Syriza and Podemos have opened up a political space, because something new is happening. What is it? I can’t say. Of course there will be those on the anti-capitalist left who accuse them of ‘reformism’. That may well be true, but they have also been the first forces to put forward some policies, and once we’ve started down that road then that will open up new possibilities. Finally breaking with the mantra of austerity and smashing the power of the Troika would, I believe, create the space for new perspectives, which could then further develop. I think that at this stage, this kind of parties we are seeing in Europe is the best thing that we can hope for, beginning to define the Left alternatives that we are currently lacking. They will probably be populist – with all the limits and dangers that populism entails – but as I have said, this is a movement: it opens up spaces, and what we can use these spaces for depends on our capacity to ask, ‘OK, now that we’ve got this far, what should we do now?’
Do you think that neoliberalism was just a moment of change and that post-crisis capital will reorganise itself by overcoming it, or do you think neoliberalism will be reimposed with new vigour?
I would say that it has never been so strong as it is now: indeed, what is austerity if not the transfer of wealth from the lower and middle classes to the classes above them? If we look at the data on who has benefited from state intervention since the 2008 crash, we find that it was the 1 percent, or rather, the 0.1 percent. Of course the answer to your question depends on how we define neoliberalism, and my definition (that it is a capitalist class project) is perhaps somewhat different from what other scholars’ would be.
What were the new ‘rules of the game’ established after the 1970s?
For example, in the event of a conflict between collective wellbeing and saving the banks, we save the banks. In 2008 these rules were applied in a very forthright manner: we saved the banks.
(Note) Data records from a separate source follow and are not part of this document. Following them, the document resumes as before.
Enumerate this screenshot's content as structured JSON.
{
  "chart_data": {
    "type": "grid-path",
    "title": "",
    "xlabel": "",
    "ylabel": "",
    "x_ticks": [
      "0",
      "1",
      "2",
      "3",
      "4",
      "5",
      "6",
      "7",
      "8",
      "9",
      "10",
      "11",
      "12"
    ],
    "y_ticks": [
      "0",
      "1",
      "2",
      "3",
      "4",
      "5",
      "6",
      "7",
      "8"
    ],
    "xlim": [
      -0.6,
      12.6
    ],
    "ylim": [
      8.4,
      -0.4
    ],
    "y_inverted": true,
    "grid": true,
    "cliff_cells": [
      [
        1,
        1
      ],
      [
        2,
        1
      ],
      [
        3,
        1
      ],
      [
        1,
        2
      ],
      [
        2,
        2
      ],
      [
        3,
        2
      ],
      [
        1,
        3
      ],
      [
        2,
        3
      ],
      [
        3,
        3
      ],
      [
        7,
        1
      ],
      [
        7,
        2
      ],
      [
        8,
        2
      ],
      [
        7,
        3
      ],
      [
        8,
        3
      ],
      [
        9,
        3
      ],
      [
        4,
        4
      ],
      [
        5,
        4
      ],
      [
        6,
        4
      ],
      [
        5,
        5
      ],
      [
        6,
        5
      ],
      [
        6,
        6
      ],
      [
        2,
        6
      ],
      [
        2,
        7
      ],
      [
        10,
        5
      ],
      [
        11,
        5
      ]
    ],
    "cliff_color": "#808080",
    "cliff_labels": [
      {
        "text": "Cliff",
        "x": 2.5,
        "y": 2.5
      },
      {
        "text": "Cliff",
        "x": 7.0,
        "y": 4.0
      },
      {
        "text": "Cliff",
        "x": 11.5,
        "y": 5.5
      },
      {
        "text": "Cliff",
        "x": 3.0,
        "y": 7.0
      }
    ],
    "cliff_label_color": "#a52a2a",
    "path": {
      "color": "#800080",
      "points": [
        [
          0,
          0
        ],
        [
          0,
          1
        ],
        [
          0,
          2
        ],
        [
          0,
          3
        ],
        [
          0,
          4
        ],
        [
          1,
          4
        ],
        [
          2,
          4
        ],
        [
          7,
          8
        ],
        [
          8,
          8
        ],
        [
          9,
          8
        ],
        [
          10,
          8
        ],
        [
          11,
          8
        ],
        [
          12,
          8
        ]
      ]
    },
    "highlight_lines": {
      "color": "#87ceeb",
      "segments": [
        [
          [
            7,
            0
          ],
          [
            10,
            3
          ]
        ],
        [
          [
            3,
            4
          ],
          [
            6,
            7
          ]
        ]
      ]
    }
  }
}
But we could easily have resolved the problems of those who had been evicted – addressing people’s need for a home – and only then gone on to address the financial crisis. The same thing happened with Greece, which was lent a sackload of money that went straight to the German and French banks.
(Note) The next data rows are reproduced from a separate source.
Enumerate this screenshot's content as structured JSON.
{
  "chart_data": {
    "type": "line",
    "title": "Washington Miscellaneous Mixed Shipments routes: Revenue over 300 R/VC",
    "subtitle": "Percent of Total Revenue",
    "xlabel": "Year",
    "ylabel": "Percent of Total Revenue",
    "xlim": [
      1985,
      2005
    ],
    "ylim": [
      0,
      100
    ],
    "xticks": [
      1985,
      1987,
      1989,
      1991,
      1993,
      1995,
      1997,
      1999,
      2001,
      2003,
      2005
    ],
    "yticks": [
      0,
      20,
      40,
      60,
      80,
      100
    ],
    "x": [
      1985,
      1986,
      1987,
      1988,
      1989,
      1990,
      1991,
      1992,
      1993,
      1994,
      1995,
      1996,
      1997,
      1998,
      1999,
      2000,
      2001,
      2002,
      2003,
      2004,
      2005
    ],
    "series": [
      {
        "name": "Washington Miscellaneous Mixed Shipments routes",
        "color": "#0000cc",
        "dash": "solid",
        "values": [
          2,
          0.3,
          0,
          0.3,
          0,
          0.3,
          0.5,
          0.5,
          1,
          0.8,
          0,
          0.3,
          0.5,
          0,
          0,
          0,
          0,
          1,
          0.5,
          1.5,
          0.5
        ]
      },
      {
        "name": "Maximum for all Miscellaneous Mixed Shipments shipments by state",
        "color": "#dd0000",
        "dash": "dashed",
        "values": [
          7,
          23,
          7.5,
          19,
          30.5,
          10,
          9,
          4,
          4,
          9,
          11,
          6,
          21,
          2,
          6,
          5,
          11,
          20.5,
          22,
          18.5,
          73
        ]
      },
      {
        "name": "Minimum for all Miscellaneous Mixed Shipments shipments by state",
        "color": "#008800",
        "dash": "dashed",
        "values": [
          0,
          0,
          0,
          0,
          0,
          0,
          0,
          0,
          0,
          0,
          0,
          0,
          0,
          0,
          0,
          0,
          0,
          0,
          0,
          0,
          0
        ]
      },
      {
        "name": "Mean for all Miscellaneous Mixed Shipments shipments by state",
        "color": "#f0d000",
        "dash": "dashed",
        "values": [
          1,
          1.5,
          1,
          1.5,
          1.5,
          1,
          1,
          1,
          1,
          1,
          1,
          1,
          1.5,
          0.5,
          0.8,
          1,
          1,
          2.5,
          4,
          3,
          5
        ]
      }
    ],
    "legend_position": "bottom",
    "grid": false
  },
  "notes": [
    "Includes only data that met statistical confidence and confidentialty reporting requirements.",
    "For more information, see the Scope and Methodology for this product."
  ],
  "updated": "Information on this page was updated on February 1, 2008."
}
Why, though, were the Greeks a necessary intermediary in the transfer between the governments and the banks?
The structure that has been put in place avoided Germany directly saving the German banks or France saving the French ones: without Greece in between, it would have been too obvious what they were doing. Whereas this way it looks like Greece has been treated generously, pouring this massive amount of money into it – when in fact these funds went straight to the banks.
You mentioned the 1 percent. As a Marxist, do you think that this is just a useful slogan: does it have some analytical value, or does it just distract our gaze from the concept of a class struggle?
If we are really for historical-geographical materialism, then we have to recognise that contradictions are always evolving and so, too, must our categories. So by talking about the ‘1 percent’, Occupy succeeded in introducing this concept into common parlance. And it is clear that the 1 percent massively increased its wealth, as Piketty and all the data show. To put that into different terms, to speak of a 1 percent is to recognise that we have created a global oligarchy, which is not the same thing as the capitalist class but is at the centre of it. It is a sort of keyword that serves to describe what the global oligarchy is doing, saying and thinking.